The vendors (I work for one) are now catching up by hardening things better at the hardware and software levels, but it's the legacy stuff that scares the bejeezus out of me!!!

SCADA are not PLC's

[gnalre]

Ok, firstly SCADA and PLC's are two different things. SCADA is the HMI control system and PLC's are the parts that actually talk to the physical devices. While sometimes they are in the same box usually they are totally different devices. Secondly PLC's can be anything from windows PC's to low level simple processors. However they have one overriding concern and that is real time control of the plant hardware. This is why PLC's are hard to secure. Often they have not the power to run encryption algorithms required for security.

But they should not need to. Almost all of them are bespoke running closed simple OS, using proprietary languages. More importantly they should all isolated both behind physical security and network within a DMZ. That's not to say security cannot be improved, however these are not your PC's connected to the internet.

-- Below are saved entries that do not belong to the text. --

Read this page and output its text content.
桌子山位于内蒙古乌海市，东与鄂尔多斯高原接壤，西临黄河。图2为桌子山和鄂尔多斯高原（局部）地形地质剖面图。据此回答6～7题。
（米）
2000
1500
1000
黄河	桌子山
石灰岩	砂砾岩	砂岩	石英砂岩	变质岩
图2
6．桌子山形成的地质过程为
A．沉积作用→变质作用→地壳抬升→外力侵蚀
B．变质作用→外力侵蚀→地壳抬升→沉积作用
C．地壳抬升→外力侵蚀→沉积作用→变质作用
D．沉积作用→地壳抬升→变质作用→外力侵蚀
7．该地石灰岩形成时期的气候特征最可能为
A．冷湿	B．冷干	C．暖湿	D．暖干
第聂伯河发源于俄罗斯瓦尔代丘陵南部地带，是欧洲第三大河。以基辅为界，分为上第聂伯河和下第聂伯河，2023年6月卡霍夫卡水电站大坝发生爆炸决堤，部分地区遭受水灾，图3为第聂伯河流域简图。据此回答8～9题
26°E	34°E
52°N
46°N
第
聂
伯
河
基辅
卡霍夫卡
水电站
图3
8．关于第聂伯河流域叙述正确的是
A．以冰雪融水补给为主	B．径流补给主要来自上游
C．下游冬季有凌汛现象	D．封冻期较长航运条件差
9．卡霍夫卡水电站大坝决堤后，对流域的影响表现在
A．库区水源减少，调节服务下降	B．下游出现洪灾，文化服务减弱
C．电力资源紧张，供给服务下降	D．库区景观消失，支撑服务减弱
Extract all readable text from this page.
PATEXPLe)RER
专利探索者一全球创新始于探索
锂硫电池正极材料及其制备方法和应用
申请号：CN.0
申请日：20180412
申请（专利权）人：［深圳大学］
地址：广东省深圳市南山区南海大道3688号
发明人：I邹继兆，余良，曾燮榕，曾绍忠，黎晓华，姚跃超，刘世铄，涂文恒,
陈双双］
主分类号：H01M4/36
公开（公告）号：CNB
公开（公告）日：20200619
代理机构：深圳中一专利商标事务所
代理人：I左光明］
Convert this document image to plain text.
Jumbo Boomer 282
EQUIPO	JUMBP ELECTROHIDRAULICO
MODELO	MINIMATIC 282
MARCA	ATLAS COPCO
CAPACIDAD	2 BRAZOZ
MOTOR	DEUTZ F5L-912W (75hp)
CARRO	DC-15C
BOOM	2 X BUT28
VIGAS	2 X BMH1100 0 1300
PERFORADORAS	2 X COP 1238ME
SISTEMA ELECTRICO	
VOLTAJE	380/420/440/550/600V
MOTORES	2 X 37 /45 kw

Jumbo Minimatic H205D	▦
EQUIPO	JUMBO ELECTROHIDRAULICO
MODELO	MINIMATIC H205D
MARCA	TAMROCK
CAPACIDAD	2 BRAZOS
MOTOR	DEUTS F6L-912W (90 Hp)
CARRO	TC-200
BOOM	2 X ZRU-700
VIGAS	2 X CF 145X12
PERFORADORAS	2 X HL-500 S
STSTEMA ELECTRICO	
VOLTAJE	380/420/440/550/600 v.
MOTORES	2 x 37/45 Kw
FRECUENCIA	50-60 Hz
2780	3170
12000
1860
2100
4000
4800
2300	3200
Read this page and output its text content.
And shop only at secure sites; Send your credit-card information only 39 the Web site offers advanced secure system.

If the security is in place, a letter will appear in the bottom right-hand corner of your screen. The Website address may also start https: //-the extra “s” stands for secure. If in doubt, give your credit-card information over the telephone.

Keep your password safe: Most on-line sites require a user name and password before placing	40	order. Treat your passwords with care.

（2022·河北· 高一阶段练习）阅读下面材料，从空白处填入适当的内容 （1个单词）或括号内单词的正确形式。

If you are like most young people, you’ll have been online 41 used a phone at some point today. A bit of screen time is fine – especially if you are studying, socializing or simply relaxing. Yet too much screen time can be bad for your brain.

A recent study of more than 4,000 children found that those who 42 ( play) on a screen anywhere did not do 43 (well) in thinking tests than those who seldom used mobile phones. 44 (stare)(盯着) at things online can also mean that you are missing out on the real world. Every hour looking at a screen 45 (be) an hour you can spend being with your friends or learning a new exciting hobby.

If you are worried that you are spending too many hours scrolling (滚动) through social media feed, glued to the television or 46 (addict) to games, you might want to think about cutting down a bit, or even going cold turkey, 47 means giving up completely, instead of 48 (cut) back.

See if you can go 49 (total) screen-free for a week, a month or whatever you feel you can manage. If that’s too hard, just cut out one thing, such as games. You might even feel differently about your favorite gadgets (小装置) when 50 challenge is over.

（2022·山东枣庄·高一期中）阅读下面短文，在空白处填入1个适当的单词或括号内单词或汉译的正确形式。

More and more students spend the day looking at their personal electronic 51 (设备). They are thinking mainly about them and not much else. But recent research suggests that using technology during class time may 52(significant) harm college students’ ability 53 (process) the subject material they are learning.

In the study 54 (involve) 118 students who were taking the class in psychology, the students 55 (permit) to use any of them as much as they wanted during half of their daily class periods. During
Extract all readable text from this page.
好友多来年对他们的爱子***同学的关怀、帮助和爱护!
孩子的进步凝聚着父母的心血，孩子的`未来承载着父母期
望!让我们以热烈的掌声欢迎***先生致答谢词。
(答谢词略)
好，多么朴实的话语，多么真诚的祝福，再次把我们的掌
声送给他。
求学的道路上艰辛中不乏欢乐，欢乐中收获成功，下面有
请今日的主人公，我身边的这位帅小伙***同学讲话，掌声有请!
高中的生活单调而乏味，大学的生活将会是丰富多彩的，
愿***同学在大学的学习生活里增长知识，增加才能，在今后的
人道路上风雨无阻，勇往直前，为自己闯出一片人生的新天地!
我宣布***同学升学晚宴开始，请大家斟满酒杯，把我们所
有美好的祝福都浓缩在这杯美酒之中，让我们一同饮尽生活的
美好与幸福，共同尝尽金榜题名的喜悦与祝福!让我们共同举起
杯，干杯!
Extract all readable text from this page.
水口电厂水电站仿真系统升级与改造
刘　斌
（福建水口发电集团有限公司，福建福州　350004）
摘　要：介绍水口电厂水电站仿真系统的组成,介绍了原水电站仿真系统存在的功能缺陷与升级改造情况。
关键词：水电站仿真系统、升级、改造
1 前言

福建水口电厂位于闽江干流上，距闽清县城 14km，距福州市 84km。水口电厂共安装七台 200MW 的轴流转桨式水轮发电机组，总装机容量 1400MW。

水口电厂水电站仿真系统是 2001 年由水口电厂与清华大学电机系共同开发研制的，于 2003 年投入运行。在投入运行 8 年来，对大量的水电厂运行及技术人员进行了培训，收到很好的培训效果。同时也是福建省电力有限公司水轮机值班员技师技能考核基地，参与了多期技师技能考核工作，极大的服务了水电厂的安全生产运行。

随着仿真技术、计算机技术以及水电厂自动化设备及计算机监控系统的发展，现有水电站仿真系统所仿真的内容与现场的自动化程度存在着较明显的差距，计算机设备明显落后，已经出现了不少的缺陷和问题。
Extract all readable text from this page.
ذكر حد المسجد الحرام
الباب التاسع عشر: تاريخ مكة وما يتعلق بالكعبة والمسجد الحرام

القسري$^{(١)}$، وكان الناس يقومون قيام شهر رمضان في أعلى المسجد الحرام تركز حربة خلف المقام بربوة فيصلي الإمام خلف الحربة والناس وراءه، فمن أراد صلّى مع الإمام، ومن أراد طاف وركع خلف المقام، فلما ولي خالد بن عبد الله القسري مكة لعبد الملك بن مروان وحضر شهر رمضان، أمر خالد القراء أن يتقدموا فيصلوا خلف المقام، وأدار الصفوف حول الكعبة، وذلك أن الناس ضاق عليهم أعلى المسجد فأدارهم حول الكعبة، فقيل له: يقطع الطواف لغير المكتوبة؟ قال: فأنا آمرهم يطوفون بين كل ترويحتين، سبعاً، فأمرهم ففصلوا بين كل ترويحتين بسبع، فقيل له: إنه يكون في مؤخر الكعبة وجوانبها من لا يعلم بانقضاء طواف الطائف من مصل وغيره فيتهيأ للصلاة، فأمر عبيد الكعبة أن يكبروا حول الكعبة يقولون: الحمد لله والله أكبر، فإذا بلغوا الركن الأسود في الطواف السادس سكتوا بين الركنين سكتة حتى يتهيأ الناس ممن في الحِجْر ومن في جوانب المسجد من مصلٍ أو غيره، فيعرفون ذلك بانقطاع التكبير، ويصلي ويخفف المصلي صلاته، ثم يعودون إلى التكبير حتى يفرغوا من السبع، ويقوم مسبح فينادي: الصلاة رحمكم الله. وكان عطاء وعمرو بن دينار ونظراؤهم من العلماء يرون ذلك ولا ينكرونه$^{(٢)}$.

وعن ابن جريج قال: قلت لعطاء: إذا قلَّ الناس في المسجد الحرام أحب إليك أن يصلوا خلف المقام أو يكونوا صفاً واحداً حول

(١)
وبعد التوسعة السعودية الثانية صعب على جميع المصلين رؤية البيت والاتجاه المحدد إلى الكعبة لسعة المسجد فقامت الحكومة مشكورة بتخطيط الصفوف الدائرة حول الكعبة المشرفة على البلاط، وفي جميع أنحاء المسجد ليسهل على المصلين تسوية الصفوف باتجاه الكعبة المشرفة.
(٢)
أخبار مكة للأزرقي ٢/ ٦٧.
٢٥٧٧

SCADA machines are more problematic Generally they are standard PC's running windows(Often quite an old version of windows). The very generic nature of the hardware and OS is its biggest weakness. As are their users. One of the problems we have encountered is viruses being stuck on PC's via USB sticks brought in from outside. We have even found games installed by bored users. So why not put antivirus software on them you may ask? Well the problem there is finding AV software which does not affect the operation of the SCADA software. Secondly is maintaining updates. To do that is either a manual process(not really feasible) or connect them to a central server or internet. This introduces an attack vector of its own.

STUXNET is always highlighted when these conversations come up, but this is misleading. If reports are to be be believed this was perpetrated by national agencies with all the resources that implies. No system is totally secure in that situation, the best you can hope for is to detect and delay. However most systems will never come under such a coordinated attack. Saying that it has concentrated the PLC industries mind on security, so thats not a bad thing, but we are no where near the Armageddon scenario that such articles seem to hint at

Re:SCADA are not PLC's

[naranek]

Nice post. Sorry I modded it flamebait.

I'm reading slashdot in a bus on a bumpy road and my finger slipped. So basically I'm posting to remove the mod. Ignore me. K thx bye.